El precio del dólar está bajísimo y las alarmas se prenden entre los sectores más afectados por esta situación, como el turismo y los exportadores que venden afuera en dólares y compran insumos aquí en colones. También afecta directamente la economía de los trabajadores que ganan en dólares, es decir, los que trabajan en empresas transnacionales, en su mayoría en zonas francas.
El tipo de cambio llegó en MONEX llegó a ¢471 y ha rondado promedios cercanos a ¢474,56 en sesiones recientes. Hoy viernes 27 de febrero el Banco Central lo reporta en ¢473.4 al cierre de este artículo (5 pm).
La causa de que estén entrando más dólares de lo que el país necesita tiene que ver con varios factores que el Banco Nacional sugiere: exportaciones dinámicas, mayor inversión extranjera (US$3.533 millones al III trimestre 2025), financiamiento externo, y una temporada turística fuerte (294.087 turistas vía aérea en enero 2026).
Sin embargo, el banco no indica que el país también enfrenta una “tercera economía” al margen de la ley que permite el mayor flujo de dólares, como lo es la narcoactividad y el lavado de dólares.

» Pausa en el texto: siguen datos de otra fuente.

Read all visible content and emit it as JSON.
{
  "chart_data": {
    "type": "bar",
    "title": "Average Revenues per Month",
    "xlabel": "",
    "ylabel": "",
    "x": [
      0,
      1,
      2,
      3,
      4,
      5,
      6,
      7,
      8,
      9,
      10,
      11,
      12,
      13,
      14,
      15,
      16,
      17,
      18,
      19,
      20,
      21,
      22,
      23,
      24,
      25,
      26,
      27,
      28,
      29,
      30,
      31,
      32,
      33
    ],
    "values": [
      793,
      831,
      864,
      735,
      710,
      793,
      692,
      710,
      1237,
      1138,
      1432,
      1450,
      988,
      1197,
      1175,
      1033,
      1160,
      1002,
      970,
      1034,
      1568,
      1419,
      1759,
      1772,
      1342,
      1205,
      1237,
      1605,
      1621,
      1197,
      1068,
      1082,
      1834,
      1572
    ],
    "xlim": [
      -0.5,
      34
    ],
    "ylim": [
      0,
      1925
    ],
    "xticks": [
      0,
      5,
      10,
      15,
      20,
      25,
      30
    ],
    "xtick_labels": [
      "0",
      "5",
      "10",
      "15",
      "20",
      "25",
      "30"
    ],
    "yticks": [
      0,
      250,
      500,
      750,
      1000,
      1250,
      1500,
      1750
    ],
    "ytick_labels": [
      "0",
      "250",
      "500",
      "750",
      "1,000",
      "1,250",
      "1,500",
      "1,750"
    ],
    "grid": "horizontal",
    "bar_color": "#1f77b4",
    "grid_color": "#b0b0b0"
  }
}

Entonces la pregunta es ¿qué podemos hacer? El Banco Nacional recomienda detenerse, hacer un análisis y valorar qué oportunidades se pueden dar.
BN Valores Puesto de Bolsa compartió una guía práctica, “pensada para quienes más la necesitan hoy: familias con pagos en dólares e ingresos en colones y PYMES con ingresos y gastos mezclados, donde un cambio pequeño se siente grande en el presupuesto”.
A continuación se transcriben exactas las recomendaciones de BN Valores:
1) Familias: tres movimientos concretos
Primero, si su ingreso es en colones y tiene deuda en dólares, use este “respiro” para amortizar (aunque sea poco) o para revisar un plan de conversión a colones que le dé estabilidad. El dólar bajo ayuda hoy, pero el riesgo está en comprometerse a largo plazo con una moneda que puede cambiar de dirección.
Segundo, si paga servicios en dólares (suscripciones, alquileres, educación o viajes), ponga un techo mensual en colones (aunque el pago final sea en dólares) y evite que “lo barato” lo lleve a gastar más: la ganancia real es en el presupuesto. Tercero, si usted gana en dólares, no convierta todo en un solo día: convierta por partes para promediar el tipo de cambio y proteger su flujo de caja familiar.
2) Empresas y PYMES: donde se gana o se pierde el margen
Para negocios que exportan o cobran en dólares y pagan costos en colones, el impacto es directo: el mismo ingreso en dólares compra menos colones. Aquí lo clave es proteger márgenes: revise precios, renegocie plazos y alinee su tesorería. Para empresas importadoras o con gastos en dólares, el tipo de cambio bajo puede mejorar costos, pero el error común es creer que será permanente. es simple: no basar contratos, inventarios o precios en un único tipo de cambio; trabaje con rangos y fechas, como lo haría con cualquier variable de negocio.
3) Inversionistas y ahorrantes
“Un dólar bajo es un precio que refleja flujos. La decisión inteligente es mantener diversificación y calzar moneda con su objetivo”, explicó Juan Pablo Arias, estratega de inversiones de BN Valores, quien elaboró análisis reciente del mercado cambiario. Arias explicó que, para inversiones, lo responsable es mirar horizonte y recordar que movimientos cambiarios prolongados pueden redistribuir ganadores y perdedores: alivian a quienes pagan en dólares, pero presionan a sectores que generan empleo cuando reciben dólares y gastan en colones.